The NCLEX-RN is the licensure exam graduates must pass to practice as registered nurses; it uses computerized adaptive testing. The NACE is a subject-specialty challenge exam used by nursing programs for advanced placement or credit-by-exam — passing it does not grant a license. NACE items are linear (200 items) and aligned to the same four client-needs categories used in the NCLEX test plan.

How should I prepare for the NACE Adult Health exam?

Focus on adult medical-surgical content: cardiac, respiratory, GI, GU, neurological, and endocrine disorders, plus pharmacology, fluids and electrolytes, and care of the older adult. Use a 4-6 week study plan, take timed full-length practice exams that mirror the 200-item / 4-hour format, and review high-yield topics including diabetes, heart failure, COPD, stroke, and post-op care. Apply the nursing process (assessment, analysis, planning, implementation, evaluation) to every item.

Where can I take the NACE Adult Health exam?

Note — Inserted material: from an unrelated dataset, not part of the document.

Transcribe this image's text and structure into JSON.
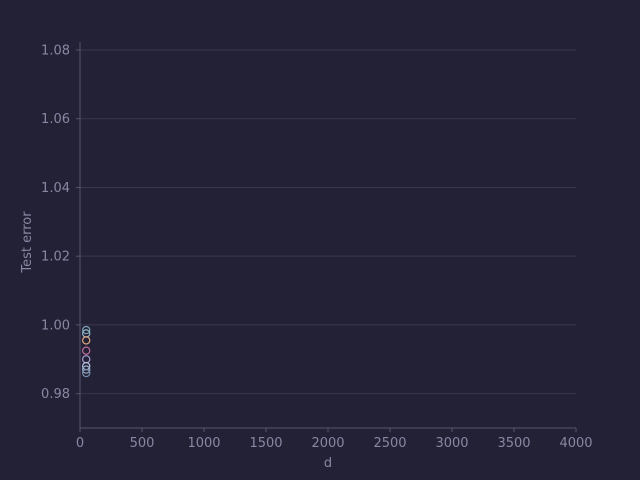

NACE exams are administered through participating nursing programs and approved test sites — both on-site at a campus testing center and remotely via online proctored delivery. You cannot register directly with NLN as an individual; your nursing program enrolls you and confirms the testing modality. Scores are released to you and your institution within about 24 hours.

How long are NACE scores valid?

NACE score reports are valid for 3 years from the exam date per NLN's testing policy. NLN recommends retesting no more often than every six months if a candidate does not achieve their program's required scaled score. Programs may set their own validity period for credit-by-exam decisions.